5 New Year’s resolutions that Kenyans rarely achieve

By , December 3, 2025

Even before the Christmas festivity kicks in, Kenyans have already started to draw new year resolutions but as obvious, most of them collapse even before January makes it to the second week.

It is almost tradition at this point. We speak big plans with confidence, sometimes even with excitement, but keeping them becomes a different story.

Also watch: The bittersweet reality of New Year’s resolutions: Hopes, hurdles, and how to make them stick

And if you listen carefully to conversations in matatus, salons, offices or even at home, you will hear the same wishes repeated every year.

So the question is not whether resolutions are good. The question is why we struggle to achieve them, even when we mean well.

And it turns out the answers are not as mysterious as we imagine.

A well-designed graphic of 2026. PHOTO/Pexels
A well-designed graphic of 2026. PHOTO/Pexels

More time with family and friends

This is always at the top for many Kenyans. We promise ourselves that the coming year will be different.

We will visit relatives more often, spend weekends with our children, reconnect with old friends, maybe even revive a friendship that drifted off somewhere along adulthood.
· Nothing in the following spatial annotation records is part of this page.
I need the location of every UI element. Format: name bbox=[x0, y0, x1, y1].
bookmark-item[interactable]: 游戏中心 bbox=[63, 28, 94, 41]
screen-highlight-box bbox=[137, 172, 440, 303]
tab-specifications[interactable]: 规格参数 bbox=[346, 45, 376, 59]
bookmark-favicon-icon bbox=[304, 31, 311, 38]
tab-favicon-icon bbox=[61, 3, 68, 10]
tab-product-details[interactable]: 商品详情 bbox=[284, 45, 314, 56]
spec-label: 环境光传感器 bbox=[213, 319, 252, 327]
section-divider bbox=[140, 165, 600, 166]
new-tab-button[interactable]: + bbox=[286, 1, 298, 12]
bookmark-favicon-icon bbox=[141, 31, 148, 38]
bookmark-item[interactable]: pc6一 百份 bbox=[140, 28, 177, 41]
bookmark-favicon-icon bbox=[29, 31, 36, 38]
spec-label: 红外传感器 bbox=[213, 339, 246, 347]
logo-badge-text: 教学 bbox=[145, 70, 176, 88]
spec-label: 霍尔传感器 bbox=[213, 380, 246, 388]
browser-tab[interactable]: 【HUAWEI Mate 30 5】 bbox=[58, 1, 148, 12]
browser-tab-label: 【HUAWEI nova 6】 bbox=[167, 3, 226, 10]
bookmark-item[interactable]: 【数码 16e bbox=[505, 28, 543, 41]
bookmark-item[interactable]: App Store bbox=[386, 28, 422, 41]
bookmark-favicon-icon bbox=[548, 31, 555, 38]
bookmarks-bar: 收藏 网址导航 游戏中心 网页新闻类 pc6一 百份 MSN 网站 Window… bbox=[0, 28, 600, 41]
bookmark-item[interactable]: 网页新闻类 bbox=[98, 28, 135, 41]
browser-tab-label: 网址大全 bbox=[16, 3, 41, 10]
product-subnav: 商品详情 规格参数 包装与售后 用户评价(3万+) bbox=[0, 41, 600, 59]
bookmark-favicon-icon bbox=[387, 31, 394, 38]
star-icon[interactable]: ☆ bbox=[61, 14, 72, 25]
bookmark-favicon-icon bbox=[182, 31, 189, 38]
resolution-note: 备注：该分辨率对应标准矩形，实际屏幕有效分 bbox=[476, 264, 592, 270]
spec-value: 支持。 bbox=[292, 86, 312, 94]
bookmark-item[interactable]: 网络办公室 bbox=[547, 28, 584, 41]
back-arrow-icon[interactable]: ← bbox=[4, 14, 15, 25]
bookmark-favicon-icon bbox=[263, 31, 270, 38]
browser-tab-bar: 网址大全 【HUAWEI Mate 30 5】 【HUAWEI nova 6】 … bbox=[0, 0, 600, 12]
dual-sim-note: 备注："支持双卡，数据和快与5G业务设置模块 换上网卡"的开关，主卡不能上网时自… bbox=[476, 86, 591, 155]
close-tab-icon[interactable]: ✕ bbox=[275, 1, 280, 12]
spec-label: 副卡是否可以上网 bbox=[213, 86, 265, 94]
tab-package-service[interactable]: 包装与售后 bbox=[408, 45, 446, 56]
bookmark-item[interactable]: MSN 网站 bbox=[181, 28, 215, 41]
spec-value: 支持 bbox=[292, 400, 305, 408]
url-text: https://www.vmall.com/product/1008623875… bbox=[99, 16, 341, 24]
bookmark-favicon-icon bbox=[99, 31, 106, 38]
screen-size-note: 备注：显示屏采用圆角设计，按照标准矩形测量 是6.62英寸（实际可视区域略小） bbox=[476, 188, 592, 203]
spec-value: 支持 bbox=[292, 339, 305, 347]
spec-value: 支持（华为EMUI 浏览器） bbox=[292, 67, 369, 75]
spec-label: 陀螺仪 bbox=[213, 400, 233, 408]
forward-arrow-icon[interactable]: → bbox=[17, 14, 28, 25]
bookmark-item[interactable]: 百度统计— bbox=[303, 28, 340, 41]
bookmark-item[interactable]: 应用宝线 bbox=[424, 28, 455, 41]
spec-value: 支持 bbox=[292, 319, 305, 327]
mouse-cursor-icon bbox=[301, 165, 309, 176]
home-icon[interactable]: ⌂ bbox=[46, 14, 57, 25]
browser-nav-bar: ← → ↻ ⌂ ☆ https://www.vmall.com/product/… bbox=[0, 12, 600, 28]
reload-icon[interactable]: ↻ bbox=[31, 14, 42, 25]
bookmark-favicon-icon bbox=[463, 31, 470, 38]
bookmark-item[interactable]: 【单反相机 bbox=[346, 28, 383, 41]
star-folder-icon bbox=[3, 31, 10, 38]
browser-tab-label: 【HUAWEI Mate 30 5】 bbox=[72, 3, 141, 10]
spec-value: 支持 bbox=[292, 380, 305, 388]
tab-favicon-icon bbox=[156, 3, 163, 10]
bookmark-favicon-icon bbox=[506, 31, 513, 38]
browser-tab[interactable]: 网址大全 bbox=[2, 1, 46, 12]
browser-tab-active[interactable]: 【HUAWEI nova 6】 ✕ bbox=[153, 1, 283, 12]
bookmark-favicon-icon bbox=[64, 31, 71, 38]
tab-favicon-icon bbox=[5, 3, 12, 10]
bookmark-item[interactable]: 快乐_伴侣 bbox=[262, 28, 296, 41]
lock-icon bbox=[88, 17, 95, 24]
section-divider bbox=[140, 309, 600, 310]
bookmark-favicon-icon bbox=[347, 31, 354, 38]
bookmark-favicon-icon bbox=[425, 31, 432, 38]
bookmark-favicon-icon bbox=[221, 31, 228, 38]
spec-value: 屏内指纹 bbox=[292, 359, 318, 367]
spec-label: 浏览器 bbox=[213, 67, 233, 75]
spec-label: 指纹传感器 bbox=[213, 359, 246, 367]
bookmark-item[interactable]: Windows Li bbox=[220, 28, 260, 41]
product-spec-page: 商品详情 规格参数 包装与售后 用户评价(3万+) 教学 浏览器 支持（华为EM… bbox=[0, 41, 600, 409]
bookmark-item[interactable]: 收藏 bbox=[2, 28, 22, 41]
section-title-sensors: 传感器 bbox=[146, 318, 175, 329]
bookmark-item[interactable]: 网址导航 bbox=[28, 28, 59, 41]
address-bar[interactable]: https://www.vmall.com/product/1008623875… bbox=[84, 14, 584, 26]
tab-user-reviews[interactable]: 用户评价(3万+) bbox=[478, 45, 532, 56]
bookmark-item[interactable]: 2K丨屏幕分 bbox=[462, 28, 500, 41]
But then life happens. The office demands extra hours. Traffic steals half the day. Bills appear from nowhere.

And slowly the couch becomes a comfortable excuse. It is not that we do not care. We simply underestimate how tired life makes us.

We also fail to schedule time intentionally, so family moments remain dreams whispered, not commitments honoured.

Starting or returning to exercise

January gyms in Kenya look like political rallies. Every treadmill is occupied.

Everyone is full of fire. Then February comes with the breeze of reality.

And by March, machines are empty while memberships continue to deduct money silently.

Weights inside a gym centre. PHOTO/Pexels
Weights inside a gym centre. PHOTO/Pexels

Why does this resolution fall apart so fast? Because many Kenyans jump in with unrealistic targets.

They want to lose weight quickly, gain muscle quickly, or transform their bodies within weeks. Real change does not respond to pressure.

It responds to consistency. Even a twenty minute walk daily beats a one week fitness marathon that disappears.

Eating healthier

This one is another favourite, especially after the December eating spree. We promise to cut down meat, avoid chips, stop sugary drinks or reduce late night snacking.

The problem is that we try to change everything at once, like switching a whole lifestyle with one decision.

But Kenyan food culture itself tempts us. Chapo from the kibanda. Smokies on every corner. Pilau at every event.

And of course, ugali that calls you at midnight. Unless you plan ahead, healthy eating remains theory. Without preparation, old habits win every time.

Citrus fruits on display. PHOTO/ Print.

Reducing stress

Many Kenyans do not even realise how stressed they are until December slows everything down.

Holidays remind us what peace feels like, and suddenly we swear that next year we will rest more, breathe more and avoid pressure.

But the new year arrives with targets, deadlines, school fees, rising prices and expectations from every direction.

Stress reduction requires boundaries, routines and learning to say no, yet these are skills most people were never taught. So the resolution becomes hope, not action.

Changing work habits

Every year, Kenyans tell themselves that they will leave toxic jobs, ask for a raise, stop carrying work home or even start a side business.

These are powerful goals. They also require courage, and courage is not easy.

Many people fear rejection, fear change, or fear failing. So they postpone the conversation. They postpone the search.

They keep postponing until it becomes another unfulfilled resolution sitting quietly in their minds.